Im Falle von „Blüte“ stimmt es aber – dafür stehe ich mit meinem guten Namen, wie Claus Hipp sagen würde. fluppe – bitte klein schreiben, das sieht einfach besser aus und soll auch so – haben mich mit ihrem Album beim Hören immer wieder innehalten lassen, mich euphorisiert, fasziniert und eben auch mal verwirrt. Das gelingt dieser Band aus Hamburg, weil sie eine Musik macht, bei der man nicht sofort die gängigen „Klingt wie…“-Karten spielen kann. Klar, erste Augenzeugen ihrer Konzerte vergleichen fluppe gerne mit Turbostaat, was grob in die Richtung geht, aber mir kamen eher diese räudig-poetischen Post-Punk-Bands wie Do Nothing, shame, Protomartyr oder meinetwegen auch die eher pädagogisch-politischen IDLES in den Sinn. Wobei fluppe dann doch öfter als die genannten auf die melodieseligen Gitarren-Momente setzen, wie sie zum Beispiel die Weakerthans oder Sebadoh in ihren Hochzeiten zelebrierten.

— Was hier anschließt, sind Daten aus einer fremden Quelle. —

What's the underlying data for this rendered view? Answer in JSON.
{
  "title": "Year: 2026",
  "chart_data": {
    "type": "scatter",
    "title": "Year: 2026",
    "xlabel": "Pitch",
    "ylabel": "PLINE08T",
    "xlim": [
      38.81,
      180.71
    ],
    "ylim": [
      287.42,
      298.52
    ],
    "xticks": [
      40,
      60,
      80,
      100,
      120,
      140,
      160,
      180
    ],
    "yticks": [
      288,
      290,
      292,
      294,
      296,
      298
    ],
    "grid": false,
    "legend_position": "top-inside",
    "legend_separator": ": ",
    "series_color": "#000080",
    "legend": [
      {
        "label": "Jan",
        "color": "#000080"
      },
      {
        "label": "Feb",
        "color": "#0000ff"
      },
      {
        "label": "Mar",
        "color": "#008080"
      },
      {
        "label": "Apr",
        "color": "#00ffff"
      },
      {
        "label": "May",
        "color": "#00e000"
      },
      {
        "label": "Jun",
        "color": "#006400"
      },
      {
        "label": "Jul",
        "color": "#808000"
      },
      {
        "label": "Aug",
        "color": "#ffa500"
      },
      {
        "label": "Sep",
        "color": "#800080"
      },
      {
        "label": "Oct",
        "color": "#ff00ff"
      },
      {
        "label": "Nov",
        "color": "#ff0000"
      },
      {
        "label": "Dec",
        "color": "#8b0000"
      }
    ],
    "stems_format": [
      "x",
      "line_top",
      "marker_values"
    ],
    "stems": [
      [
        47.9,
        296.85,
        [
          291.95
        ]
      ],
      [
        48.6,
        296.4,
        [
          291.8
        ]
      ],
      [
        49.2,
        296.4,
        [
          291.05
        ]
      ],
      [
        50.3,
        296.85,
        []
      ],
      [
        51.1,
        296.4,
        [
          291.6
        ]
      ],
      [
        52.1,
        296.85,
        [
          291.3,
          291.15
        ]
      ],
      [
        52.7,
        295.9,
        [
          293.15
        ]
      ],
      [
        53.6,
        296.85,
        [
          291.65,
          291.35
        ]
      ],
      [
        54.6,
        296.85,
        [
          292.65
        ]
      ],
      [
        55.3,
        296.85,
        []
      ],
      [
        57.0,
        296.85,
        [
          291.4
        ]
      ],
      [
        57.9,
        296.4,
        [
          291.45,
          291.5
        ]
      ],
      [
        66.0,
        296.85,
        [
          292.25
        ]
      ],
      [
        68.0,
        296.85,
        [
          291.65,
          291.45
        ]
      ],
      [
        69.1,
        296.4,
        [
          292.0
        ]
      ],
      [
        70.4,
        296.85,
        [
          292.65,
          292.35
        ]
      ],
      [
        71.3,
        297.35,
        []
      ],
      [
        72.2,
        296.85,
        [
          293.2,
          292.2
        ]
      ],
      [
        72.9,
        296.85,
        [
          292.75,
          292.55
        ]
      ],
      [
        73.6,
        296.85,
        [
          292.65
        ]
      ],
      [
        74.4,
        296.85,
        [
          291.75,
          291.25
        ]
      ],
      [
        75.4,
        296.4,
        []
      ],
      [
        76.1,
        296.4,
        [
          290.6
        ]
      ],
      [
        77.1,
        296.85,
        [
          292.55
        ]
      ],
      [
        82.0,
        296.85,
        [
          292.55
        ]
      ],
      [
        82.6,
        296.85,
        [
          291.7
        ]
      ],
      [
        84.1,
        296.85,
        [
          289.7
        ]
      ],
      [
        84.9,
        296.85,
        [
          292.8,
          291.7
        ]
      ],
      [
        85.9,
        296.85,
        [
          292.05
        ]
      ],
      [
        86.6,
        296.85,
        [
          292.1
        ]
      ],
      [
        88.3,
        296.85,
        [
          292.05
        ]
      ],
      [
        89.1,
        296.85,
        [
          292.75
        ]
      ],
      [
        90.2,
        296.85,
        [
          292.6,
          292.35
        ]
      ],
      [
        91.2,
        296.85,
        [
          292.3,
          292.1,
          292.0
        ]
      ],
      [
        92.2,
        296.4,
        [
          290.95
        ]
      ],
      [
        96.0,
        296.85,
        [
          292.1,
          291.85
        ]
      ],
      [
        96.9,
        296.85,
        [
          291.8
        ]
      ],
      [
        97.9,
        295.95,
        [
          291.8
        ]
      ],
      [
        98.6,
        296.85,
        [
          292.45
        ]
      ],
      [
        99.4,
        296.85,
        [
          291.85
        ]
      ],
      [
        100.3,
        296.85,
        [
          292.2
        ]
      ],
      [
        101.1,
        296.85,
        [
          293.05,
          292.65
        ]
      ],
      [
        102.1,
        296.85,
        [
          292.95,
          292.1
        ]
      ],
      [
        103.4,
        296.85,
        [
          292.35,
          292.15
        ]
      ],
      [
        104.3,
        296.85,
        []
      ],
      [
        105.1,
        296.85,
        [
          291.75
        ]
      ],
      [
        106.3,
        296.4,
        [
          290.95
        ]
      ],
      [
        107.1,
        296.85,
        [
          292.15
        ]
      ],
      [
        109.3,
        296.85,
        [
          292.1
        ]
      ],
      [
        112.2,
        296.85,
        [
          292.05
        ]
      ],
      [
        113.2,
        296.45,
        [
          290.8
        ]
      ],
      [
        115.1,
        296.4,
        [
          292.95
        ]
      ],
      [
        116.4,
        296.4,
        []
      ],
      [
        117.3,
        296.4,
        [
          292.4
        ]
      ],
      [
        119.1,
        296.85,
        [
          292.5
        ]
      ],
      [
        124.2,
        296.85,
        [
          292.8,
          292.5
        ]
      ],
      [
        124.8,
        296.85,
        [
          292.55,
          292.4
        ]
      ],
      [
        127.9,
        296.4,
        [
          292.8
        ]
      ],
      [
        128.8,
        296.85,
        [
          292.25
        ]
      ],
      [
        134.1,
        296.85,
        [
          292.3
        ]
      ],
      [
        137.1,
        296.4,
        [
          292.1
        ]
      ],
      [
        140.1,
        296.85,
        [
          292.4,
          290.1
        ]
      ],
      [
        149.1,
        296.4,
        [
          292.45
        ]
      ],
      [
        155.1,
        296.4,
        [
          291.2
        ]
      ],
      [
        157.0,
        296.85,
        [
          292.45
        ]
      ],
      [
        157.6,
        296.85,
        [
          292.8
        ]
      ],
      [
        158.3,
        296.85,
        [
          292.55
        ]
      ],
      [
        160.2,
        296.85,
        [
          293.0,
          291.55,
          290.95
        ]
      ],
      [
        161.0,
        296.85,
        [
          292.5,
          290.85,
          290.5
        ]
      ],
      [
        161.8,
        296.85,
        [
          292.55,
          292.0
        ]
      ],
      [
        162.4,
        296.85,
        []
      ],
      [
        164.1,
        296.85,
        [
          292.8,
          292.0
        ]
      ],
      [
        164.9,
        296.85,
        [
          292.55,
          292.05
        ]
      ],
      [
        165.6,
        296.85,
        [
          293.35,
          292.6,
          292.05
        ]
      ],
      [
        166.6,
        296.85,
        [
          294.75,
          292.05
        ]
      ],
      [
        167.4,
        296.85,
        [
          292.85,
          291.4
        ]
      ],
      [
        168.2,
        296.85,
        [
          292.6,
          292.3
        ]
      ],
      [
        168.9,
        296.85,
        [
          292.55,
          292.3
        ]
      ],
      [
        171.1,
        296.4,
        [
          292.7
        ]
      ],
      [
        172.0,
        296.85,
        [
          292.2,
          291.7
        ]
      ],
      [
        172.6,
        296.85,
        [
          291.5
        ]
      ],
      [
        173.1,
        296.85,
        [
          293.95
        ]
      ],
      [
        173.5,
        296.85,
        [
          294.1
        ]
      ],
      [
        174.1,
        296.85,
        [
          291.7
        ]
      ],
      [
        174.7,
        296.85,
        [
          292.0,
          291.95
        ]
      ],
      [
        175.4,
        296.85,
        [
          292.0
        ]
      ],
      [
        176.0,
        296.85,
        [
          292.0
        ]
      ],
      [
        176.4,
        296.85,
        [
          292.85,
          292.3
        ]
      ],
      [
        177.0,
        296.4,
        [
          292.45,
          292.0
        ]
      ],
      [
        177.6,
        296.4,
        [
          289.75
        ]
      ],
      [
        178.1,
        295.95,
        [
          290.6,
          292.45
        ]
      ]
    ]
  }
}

Das macht sie für mich schon spannend. Aber dann sind da eben noch diese deutschen Texte, die mir wieder einmal bewusst machen, dass wir viel zu oft die gleichen Namen aus Hamburger Schulen, Düsseldorfer Künstlerkneipen oder Kreuzberger Töpferkursen feiern, wenn es um originelles Texten auf Deutsch geht. Und dabei viel zu selten jene seltsamen Blüten feiern, die aus den mit Dackelblut gegossenen Blumen am Arsch der Hölle im Garten von Oma Hans erblühen. Oder diese Worte als beste Waffe, die man sich ein sozialkritisches Schlagzeugsolospäter noch immer geben kann, wenn der ganze Körper „Hallo Endorphin“ schreit. Oder jetzt eben: die bunte „Blüte“, der man mit fluppe im Ohr und Fluppe im Mundwinkel beim Aufblühen zuhören kann. Und die einem diese wundersamen Sätze einsingt. „Im Weltall sind Computer auch nur Menschen“ (in „kompjuter“) zum Beispiel – eine Aussage, die HAL mit bestimmtem Blinken und ruhiger Stimme bekräftigen würde. Oder: „Williams Christ in meiner Birne, die volle Blüte mittelspät / Ich halte dich, während du einknickst“ (aus „williams christ superstar“). Oder „In Büchern und Balladen fallen unsere Namen / Ich möchte Luftschlangen schlagen / wie die Mädchen, zu denen ich nie zählte“ aus dem genial betitelten „nikki swango“ – eine lyrische Verneigung vor der (von Mary Elisabeth Winstead gespielten) Frau, die fast im Alleingang die dritte Staffel der Serie „Fargo“ sehenswert gemacht hat.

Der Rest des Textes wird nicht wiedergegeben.